Jarque-Bera p-valueP-value for the Jarque-Bera test.

Interpretation

  • If the p-value from any test is less than alpha, normality is rejected. However, consider the consensus across all five tests rather than relying on a single test.
  • Shapiro-Wilk is generally the most powerful test for small to moderate samples (N < 2000) and is often considered the primary reference.
  • Anderson-Darling is particularly sensitive to departures in the tails, making it useful when tail behaviour matters (e.g., for extreme value analysis).
  • Jarque-Bera focuses specifically on skewness and kurtosis. A significant result pinpoints whether non-normality comes from asymmetry, heavy tails, or both.
  • Always complement formal tests with a Q-Q (quantile-quantile) plot. Visual assessment provides context that p-values alone cannot.

Common Pitfalls

  • With large samples (N > 500), normality tests become overly sensitive and reject normality for trivial departures that do not materially affect parametric test validity. Use Q-Q plots to judge practical significance.
  • With very small samples (N < 20), normality tests have low power and may fail to detect meaningful departures from normality.
  • A non-significant result does not prove normality. It only means you do not have sufficient evidence to reject it.
  • Testing raw data for normality is often the wrong question. For t-tests and ANOVA, it is the residuals (or within-group distributions) that should be normal, not the overall data.

How It Works

  1. Shapiro-Wilk: Computes the ratio of the best linear estimate of variance to the usual variance estimate. A ratio close to 1 indicates normality.
  2. Lilliefors: Measures the maximum vertical distance between the empirical CDF and a normal CDF with the same mean and standard deviation.
  3. Anderson-Darling: Integrates the squared difference between the empirical and theoretical CDFs, with extra weight given to the tails.
  4. Jarque-Bera: Tests whether the sample skewness and excess kurtosis are jointly zero, which they would be for a normal distribution.

Citations

References

  • Shapiro, S. S., & Wilk, M. B. (1965).

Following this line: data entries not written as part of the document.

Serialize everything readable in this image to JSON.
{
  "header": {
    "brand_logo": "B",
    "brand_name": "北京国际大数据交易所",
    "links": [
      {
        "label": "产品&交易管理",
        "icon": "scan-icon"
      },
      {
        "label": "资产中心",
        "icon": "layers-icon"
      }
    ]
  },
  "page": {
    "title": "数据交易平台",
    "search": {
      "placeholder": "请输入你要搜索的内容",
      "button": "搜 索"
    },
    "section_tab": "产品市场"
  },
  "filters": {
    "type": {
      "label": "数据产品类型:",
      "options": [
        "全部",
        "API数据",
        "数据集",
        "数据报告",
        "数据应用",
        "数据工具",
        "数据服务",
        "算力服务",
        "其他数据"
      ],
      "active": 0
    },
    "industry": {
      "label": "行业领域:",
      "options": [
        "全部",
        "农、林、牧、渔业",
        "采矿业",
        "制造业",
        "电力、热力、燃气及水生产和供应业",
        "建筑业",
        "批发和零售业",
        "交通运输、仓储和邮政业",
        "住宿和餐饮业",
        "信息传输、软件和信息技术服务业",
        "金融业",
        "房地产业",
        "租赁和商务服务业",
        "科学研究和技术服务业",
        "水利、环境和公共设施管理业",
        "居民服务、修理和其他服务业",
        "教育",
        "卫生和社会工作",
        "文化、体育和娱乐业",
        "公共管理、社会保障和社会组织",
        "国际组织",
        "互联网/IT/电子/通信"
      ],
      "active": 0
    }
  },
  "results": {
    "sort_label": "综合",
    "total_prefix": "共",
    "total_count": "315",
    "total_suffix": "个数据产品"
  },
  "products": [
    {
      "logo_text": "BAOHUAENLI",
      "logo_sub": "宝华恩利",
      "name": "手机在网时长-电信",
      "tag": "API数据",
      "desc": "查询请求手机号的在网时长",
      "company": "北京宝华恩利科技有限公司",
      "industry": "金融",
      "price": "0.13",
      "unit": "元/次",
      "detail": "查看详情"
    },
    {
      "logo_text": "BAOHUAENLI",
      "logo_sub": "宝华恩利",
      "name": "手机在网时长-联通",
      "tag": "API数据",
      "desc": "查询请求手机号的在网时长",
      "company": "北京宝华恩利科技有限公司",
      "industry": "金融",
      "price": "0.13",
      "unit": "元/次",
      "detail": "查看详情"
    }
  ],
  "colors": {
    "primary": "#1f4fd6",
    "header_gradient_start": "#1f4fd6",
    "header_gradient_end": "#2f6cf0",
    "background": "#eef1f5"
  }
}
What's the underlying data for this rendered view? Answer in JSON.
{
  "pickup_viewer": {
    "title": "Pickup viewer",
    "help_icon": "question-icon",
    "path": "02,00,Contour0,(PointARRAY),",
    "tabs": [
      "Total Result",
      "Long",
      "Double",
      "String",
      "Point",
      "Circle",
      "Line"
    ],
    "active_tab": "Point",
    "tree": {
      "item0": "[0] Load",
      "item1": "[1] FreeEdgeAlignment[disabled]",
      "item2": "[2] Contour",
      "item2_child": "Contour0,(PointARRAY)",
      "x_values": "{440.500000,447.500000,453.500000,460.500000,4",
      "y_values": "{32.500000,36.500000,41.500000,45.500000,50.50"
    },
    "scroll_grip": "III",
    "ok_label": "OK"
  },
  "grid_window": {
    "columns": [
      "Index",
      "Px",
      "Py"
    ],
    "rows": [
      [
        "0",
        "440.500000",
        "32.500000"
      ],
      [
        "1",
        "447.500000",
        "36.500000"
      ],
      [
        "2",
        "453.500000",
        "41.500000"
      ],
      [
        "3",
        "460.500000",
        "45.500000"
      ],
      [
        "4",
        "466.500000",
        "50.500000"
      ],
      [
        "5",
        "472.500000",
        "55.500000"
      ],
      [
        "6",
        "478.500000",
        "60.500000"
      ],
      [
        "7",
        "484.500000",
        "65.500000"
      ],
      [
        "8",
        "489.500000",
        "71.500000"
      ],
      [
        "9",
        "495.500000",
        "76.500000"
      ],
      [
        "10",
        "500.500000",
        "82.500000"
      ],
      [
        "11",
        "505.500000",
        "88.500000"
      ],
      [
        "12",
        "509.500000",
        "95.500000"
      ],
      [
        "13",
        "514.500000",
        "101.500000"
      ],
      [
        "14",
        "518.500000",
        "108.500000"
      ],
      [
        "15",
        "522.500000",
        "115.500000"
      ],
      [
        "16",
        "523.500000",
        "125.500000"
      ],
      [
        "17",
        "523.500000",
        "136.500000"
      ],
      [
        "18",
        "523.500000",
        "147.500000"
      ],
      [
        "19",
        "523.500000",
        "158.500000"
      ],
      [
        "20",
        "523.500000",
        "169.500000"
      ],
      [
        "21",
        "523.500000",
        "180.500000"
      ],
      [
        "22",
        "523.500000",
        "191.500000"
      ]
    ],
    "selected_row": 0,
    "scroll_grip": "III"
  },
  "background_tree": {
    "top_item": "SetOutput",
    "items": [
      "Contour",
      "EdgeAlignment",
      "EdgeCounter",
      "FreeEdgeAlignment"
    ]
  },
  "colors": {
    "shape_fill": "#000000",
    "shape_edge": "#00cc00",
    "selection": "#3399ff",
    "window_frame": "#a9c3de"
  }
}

An analysis of variance test for normality (complete samples). Biometrika, 52(3-4), 591-611.
  • Lilliefors, H. W. (1967). On the Kolmogorov-Smirnov test for normality with mean and variance unknown. Journal of the American Statistical Association, 62(318), 399-402.
  • Anderson, T. W., & Darling, D. A. (1952). Asymptotic theory of certain "goodness of fit" criteria based on stochastic processes. Annals of Mathematical Statistics, 23(2), 193-212.
  • Cramér, H. (1928). On the composition of elementary errors. Scandinavian Actuarial Journal, 1928(1), 13-74.
  • Jarque, C. M., & Bera, A. K. (1980). Efficient tests for normality, homoscedasticity and serial independence of regression residuals. Economics Letters, 6(3), 255-259.